SEM-mirror methods and application to insulator characterization

Abstract

The SEM mirror method (SEMM) is a nondestructive technique developed for insulators characterization. It provides measurements on the charge trapping ability under high electric field with a spatial resolution down to 1 /spl mu/m. SEMM consists of experimental measurements, ground current and minor plot, and a simulation part using Monte Carlo calculations. The mirror plot gives information on the trapped charge distribution at an equilibrium state. Many experimental results on different kind of materials, e.g. polymers, ceramics, single crystals, have shown that the mirror plot is useful to study insulators properties.
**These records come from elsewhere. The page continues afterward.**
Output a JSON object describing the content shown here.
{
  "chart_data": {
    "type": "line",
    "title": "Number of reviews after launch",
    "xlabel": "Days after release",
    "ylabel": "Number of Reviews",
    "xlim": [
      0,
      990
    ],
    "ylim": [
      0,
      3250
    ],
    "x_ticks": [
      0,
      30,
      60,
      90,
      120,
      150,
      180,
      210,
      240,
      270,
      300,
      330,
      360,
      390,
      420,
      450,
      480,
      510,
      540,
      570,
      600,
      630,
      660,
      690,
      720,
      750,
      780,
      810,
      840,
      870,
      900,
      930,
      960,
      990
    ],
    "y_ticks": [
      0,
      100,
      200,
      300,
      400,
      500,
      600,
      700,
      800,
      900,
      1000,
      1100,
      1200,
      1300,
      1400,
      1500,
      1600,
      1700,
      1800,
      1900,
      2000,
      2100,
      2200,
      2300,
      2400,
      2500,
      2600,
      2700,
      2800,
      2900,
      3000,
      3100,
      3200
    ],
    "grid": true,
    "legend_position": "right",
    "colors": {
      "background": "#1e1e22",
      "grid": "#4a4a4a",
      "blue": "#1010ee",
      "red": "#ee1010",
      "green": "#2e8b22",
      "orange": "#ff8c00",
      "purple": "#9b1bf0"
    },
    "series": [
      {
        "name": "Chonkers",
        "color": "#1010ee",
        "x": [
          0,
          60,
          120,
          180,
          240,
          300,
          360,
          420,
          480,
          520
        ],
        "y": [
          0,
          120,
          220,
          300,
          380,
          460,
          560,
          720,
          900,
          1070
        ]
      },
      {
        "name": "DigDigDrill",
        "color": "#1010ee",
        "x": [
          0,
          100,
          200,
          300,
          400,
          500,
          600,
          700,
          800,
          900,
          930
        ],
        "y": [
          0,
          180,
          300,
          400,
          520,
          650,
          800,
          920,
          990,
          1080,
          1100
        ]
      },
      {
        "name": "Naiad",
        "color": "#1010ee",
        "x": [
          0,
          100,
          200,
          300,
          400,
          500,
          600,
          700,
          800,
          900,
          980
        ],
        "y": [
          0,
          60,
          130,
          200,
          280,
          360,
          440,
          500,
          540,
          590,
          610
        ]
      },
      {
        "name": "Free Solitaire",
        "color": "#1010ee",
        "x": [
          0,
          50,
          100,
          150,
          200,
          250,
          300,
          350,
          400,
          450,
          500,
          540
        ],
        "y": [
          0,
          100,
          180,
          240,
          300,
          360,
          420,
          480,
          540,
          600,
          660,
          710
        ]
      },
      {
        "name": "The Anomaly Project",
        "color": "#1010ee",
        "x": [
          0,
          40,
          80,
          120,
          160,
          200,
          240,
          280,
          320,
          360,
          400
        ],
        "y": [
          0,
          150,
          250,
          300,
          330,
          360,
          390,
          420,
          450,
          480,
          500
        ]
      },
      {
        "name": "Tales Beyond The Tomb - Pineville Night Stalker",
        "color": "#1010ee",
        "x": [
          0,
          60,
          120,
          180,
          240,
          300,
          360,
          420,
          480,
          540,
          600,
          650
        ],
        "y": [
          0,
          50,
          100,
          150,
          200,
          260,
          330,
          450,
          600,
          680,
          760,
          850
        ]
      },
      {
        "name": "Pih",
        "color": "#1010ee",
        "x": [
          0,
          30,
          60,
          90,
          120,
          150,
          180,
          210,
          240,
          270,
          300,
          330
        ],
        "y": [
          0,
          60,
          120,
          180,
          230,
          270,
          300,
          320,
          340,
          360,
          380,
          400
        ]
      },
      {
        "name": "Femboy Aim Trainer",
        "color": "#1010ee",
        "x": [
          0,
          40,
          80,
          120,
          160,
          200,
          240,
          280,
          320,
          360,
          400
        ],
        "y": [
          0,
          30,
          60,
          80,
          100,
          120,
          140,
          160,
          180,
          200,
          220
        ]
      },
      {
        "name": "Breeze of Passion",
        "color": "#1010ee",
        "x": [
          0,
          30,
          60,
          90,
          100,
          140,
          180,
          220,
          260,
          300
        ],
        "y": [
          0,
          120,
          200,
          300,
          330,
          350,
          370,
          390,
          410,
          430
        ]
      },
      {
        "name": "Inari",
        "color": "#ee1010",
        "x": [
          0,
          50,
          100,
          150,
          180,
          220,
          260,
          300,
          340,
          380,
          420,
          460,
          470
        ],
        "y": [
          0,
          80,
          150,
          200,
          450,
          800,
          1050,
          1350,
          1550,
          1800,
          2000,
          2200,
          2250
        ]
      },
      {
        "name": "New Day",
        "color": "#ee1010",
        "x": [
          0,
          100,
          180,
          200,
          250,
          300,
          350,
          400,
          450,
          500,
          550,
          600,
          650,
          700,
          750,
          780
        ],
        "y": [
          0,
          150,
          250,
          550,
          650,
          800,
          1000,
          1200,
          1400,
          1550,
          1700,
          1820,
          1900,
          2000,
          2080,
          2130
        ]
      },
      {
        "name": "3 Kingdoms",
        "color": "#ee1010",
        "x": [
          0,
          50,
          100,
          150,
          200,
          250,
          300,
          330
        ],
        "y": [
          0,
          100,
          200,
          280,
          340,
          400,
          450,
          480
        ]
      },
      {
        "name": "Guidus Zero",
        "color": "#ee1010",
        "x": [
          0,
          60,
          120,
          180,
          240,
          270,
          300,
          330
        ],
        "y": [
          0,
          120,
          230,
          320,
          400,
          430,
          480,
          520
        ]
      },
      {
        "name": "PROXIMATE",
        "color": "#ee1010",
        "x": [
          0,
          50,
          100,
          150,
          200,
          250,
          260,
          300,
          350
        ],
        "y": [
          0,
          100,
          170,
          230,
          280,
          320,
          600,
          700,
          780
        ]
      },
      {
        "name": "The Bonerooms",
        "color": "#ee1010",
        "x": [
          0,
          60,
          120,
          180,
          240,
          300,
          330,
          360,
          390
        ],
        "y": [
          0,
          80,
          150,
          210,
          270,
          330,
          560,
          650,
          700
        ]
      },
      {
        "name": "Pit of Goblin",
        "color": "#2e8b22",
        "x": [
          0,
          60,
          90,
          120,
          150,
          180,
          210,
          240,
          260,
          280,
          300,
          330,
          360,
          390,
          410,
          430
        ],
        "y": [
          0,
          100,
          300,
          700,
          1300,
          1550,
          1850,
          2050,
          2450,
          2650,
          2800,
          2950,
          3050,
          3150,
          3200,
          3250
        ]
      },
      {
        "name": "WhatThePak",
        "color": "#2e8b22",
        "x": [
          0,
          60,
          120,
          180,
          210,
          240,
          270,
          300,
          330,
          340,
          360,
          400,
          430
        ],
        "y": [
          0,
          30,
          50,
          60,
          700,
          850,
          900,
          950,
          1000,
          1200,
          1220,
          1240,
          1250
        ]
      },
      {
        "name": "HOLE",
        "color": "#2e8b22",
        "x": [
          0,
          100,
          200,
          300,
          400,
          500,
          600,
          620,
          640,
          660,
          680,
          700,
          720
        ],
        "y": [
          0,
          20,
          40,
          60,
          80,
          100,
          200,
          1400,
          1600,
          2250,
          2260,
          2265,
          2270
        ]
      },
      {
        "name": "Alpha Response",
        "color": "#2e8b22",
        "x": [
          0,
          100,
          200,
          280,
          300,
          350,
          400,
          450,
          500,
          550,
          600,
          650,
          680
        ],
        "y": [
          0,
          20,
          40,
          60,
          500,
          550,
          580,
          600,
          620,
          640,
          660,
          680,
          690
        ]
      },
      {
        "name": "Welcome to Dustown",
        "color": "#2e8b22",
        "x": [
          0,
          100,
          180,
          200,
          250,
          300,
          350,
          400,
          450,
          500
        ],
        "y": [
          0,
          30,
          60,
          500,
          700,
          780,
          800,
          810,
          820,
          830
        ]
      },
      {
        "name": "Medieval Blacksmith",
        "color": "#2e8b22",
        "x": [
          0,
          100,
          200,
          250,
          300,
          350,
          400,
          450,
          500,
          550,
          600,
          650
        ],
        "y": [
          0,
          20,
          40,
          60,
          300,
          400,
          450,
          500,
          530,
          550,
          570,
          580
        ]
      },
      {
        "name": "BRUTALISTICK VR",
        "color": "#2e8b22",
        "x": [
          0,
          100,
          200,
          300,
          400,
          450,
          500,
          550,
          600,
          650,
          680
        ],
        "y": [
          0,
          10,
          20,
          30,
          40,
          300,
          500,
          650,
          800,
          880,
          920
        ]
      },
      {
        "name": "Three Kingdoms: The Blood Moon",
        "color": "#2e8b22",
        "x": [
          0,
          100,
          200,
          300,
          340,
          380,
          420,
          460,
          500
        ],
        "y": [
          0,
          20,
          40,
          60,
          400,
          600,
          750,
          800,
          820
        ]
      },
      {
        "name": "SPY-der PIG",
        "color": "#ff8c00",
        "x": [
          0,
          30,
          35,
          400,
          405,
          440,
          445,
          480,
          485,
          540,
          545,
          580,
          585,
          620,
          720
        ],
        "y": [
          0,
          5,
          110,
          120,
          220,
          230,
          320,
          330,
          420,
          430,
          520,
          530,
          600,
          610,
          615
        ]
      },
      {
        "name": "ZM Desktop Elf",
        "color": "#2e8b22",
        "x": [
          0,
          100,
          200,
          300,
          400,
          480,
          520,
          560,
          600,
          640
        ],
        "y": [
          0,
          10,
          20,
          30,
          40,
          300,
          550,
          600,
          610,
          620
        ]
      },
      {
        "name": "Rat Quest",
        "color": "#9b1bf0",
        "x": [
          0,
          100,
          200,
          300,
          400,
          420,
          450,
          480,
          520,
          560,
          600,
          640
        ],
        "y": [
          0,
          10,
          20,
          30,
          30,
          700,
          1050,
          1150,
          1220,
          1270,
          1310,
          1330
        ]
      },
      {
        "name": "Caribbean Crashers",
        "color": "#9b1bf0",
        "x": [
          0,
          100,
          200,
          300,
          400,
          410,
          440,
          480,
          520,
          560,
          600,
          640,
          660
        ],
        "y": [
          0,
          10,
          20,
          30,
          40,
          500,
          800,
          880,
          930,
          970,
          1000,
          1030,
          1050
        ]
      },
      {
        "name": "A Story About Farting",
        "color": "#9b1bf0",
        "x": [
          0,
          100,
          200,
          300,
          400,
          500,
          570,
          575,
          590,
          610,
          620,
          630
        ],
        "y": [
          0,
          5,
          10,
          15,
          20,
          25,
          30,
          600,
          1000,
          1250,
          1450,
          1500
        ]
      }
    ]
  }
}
But, the charge distribution deduced from the experimental minor plot is not unique and more information about charge buildup is needed to reduce the set of solutions. More recently, the ground current measurement during the injection phase gave complementary results on the charge trapping rate. Under specific conditions, peaks of electron emission occur during injection which have been associated with a local flashover. This result clearly shows that SEMM is able to study insulators under high field stress close to the breakdown strength. To understand the mirror experiments, a more complete simulation of the injection phase is needed. This can be achieved through Monte Carlo simulation of the electron-matter interactions by taking into account charge trapping and detrapping processes under high field. Using these three complementary approaches, it is possible to get a better understanding of charge trapping and detrapping processes in insulators under high electric field with a fine spatial resolution.